Así de gráfica es Szpunberg, que recuerda con semejante expresión a la protagonista de Cinco lobitos, emparedada entre un bebé y una madre terminal. Aquel sacrificio extremo lo ha volcado en El peso de un cuerpo, obra que tras su éxito en Cataluña recala en el Teatro Valle-Inclán a partir del próximo 30 de noviembre. “No es autoficción ni dramaturgia del yo pero sí está basada en la experiencia con mi padre, cuando comprobé la escasa ayuda que podía prestarme el sistema sanitario público y la enorme cantidad de dinero que requiere atender adecuadamente a un anciano enfermo.
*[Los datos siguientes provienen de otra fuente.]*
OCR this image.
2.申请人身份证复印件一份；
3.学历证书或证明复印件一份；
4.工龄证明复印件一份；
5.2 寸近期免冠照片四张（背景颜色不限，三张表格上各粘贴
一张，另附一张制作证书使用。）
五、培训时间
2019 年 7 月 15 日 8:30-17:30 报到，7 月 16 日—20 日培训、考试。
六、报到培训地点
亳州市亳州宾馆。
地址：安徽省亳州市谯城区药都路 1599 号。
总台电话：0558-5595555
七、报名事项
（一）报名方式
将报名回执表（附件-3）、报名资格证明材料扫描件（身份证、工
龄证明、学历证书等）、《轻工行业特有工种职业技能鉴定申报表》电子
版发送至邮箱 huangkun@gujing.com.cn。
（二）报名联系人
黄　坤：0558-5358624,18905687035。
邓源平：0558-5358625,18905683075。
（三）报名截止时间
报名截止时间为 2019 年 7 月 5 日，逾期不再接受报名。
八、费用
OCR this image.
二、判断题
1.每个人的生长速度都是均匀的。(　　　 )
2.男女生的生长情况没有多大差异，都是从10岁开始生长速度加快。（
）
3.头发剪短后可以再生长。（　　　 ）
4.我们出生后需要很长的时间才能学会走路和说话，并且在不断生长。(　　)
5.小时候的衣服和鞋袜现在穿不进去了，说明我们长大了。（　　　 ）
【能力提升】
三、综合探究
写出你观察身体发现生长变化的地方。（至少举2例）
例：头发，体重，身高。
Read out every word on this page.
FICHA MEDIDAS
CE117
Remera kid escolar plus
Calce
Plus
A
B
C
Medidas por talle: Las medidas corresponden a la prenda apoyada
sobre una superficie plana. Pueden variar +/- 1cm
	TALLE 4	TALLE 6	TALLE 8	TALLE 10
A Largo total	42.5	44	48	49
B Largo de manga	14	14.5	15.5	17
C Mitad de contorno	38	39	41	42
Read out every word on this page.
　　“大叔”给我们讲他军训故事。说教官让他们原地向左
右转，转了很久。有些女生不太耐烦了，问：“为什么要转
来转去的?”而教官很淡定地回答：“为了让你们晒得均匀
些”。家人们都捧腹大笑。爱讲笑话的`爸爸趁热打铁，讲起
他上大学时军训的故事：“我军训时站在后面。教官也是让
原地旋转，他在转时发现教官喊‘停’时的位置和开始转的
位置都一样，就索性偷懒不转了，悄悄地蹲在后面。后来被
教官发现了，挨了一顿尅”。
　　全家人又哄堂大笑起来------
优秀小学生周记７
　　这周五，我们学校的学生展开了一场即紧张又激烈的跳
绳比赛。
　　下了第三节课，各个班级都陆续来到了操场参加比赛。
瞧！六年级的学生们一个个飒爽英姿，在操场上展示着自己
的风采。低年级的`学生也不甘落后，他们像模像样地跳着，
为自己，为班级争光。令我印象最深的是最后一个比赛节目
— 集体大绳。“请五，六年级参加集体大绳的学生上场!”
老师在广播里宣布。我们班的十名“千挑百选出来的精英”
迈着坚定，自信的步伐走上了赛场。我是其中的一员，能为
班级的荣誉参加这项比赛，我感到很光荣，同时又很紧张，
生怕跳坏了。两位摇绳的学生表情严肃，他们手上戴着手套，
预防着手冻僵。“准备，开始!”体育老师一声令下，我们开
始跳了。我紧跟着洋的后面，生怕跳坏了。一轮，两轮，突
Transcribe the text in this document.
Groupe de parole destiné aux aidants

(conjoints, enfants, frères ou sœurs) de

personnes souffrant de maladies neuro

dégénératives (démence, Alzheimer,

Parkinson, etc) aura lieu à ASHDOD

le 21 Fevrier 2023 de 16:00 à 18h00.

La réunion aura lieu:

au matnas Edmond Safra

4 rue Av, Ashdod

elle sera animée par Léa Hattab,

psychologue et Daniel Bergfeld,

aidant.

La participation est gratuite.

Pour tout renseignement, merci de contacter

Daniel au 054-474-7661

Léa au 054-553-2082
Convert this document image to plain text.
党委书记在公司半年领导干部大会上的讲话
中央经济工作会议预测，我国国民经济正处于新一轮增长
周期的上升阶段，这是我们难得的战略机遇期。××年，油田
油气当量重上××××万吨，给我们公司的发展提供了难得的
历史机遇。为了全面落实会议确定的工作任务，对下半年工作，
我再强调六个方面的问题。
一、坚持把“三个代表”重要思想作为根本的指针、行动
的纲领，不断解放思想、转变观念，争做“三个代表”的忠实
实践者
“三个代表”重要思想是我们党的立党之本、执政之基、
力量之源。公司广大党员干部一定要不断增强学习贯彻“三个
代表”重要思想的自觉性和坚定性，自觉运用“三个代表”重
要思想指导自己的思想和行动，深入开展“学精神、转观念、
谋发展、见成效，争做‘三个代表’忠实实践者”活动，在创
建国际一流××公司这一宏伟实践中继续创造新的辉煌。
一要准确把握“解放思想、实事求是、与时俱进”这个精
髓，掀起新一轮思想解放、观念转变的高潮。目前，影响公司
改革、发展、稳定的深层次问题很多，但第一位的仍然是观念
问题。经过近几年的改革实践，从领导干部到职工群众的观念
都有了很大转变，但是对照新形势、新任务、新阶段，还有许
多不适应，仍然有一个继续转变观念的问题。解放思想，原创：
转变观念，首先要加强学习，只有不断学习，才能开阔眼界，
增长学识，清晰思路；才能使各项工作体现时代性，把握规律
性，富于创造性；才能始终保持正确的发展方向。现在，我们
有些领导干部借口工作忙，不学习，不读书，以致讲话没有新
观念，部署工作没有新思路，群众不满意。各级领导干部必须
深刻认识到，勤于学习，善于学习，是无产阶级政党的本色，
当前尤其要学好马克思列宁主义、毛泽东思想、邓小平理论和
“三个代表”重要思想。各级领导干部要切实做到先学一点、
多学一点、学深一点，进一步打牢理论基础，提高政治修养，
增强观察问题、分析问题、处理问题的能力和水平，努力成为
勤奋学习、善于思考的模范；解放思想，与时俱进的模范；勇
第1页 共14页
Hablo de mucho, mucho dinero”.
Szpunberg parte así de un realismo social a lo Ken Loach que poco a poco vira hacia un expresionismo esperpéntico justificado en las alucinaciones que, fruto del ictus, tiene el padre. Por ejemplo, en la residencia donde es ‘recolocado’ por un tiempo ve grandes cabezudos caracterizados como Stalin, Lenin y Marx, un trampantojo a buen seguro relacionado con su fe comunista.
“Al darle el ictus a mi padre comprobé la enorme cantidad de dinero que exige cuidar a un anciano”. Szpunberg
“Esto de las alucinaciones —apunta Szpunberg, directora también del montaje— me ha dado mucho juego para plantear a fondo un extrañamiento de la realidad, que es algo que suele estar en mi obra, porque yo pienso que la realidad no es una cosa tan sencilla como nos quieren hacer creer sino algo que admite muchas perspectivas. Lo constatas cuando convives con una persona que tiene alucinaciones. Hace que empieces a cuestionarte todo”.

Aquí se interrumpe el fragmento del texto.